‘BAŞIMIZA NE GELECEĞİNİ HESAP EDEREK BU İŞLERE GİRMEDİK'
Aysever'in, "Yazıyla girişilen kavgalar mahkemeye taşınmazdı. Doğu Perinçek bir yazı yazdı ve siz de cevap verdiniz. Ve mahkemeye gitti, ertelenmemek koşuluyla hapis cezası çıktı" demesi ve "Ne demektir bu" diye sorması üzerine Behram, "Başımıza ne geleceğini hesap ederek biz bu işlere girmedik. Hapis ise hapis yatmışız, sürgün ise sürgün çekmişiz. Ülkemiz için yapılması gereken neyse, onun bedelini ödemeye hazır insanlarız. Sorun burada değil. Başıma ne geleceğini hiçbir şekilde düşünmem" diyerek söze başladı.
"Olayın kendisinde üzüntü verici bir durum var" diyen Behram, "Yani Türkiye'nin kendi aydın katları içindeki bir ayrışma sonucu bu. Sanatçılar Girişimi, Suriye ile ilgili tezkerenin Meclis'te görüşüldüğü dönemde halkı uyarma duygusuyla bir bildiri yayınladık. İçinde en seçkin sanatçılarının, çok değerli 80 sanatçının imzası vardı. Tarık Akan'ı, Edip Akbayram'ı, Mehmet Aksoy'u, Orhan Aydın'ı, Rutkay Aziz'i, Genco Erkal'ı, Ataol Behramoğlu'su… Bu bildiri son derece haysiyetli bir bildiriydi.
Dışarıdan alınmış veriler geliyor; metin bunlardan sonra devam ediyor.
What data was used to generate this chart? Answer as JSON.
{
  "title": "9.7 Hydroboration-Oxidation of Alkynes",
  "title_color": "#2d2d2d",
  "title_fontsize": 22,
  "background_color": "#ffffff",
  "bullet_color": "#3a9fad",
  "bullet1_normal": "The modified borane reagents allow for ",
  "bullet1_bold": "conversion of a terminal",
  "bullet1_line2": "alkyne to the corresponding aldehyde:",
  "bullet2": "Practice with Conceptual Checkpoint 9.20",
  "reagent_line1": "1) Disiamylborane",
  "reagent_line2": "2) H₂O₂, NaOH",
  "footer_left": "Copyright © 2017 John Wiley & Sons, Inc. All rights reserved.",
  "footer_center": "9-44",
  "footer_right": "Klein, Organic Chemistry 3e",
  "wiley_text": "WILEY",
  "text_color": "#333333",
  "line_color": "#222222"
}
Halkımızı ve iktidarı uyarma duygusuyla yazılmış bir bildiriydi. Bu tezkere Türkiye'yi çok kötü noktalara çeker dedik. Ki oldu da… Ülke 7 şiddetinde deprem geçirmiş gibi, altı üstüne geldi" şeklinde konuştu.
‘AZİZ NESİNLER, YAŞAR KEMALLER'İN YERİNE SİYASET ŞAKLABANLARI GELDİ'
"Sanatçılar bir toplumun manevi önderidir. Dünyada bunu yok ettiler" ifadelerini kullanan Şair Nihat Behram, "Manevi önderler toplumun vicdanıdır. Aziz Nesin'ler, Yaşar Kemal'ler, bu önderlerden bizim toplumumuzda da vardır. Bunları yok ettiler, yerlerine siyasetin şaklabanı, Esad'a ‘Bir an önce Suriye'yi terk etmezsen sonun Kaddafi gibi olur' diyen Orhan Pamuk gibi tipleri getirdiler toplumun üstüne. Biz toplumu uyardık. Doğu Perinçek ise bu bildiriyi imzalayanlara ‘vatan haini' dedi. Bunun üzerine ben, Ümit Zileli, Orhan Aydın cevap yazısı yazdık. Doğu Perinçek'e karşı bir yazı yazdım ve ‘Sen partinin adını vatan koydun diye vatanı da partin mi sanıyorsun' dedim. Kuşkusuz sert bir üslupla yazdım. O da sert bir üslupla yanıt vermek yerine mahkemeye gitme yolunu seçti. Mahkeme de sözünü ettiğimiz o 5.5 aylık hapis cezasını verdi. Sağlık olsun" ifadelerini kullandı.
Daha önce Ankara Büyükşehir Belediye Başkanı Melih Gökçek'e 'yolsuzluk şampiyonu' dediği için Ankara'da ceza aldığını, başka bir davadan İstanbul'da ceza aldığını ama bu cezaların para cezasına çevrildiğini söyleyen Nihat Behram, "Bize Melih Gökçek, işkencesi polis, cumhurbaşkanı dava açar. Ama iki yazar birbirine kalemle cevap verir. Yargının terazisi hayatın elinde olandır. Utanması gereken ben değilim" dedi.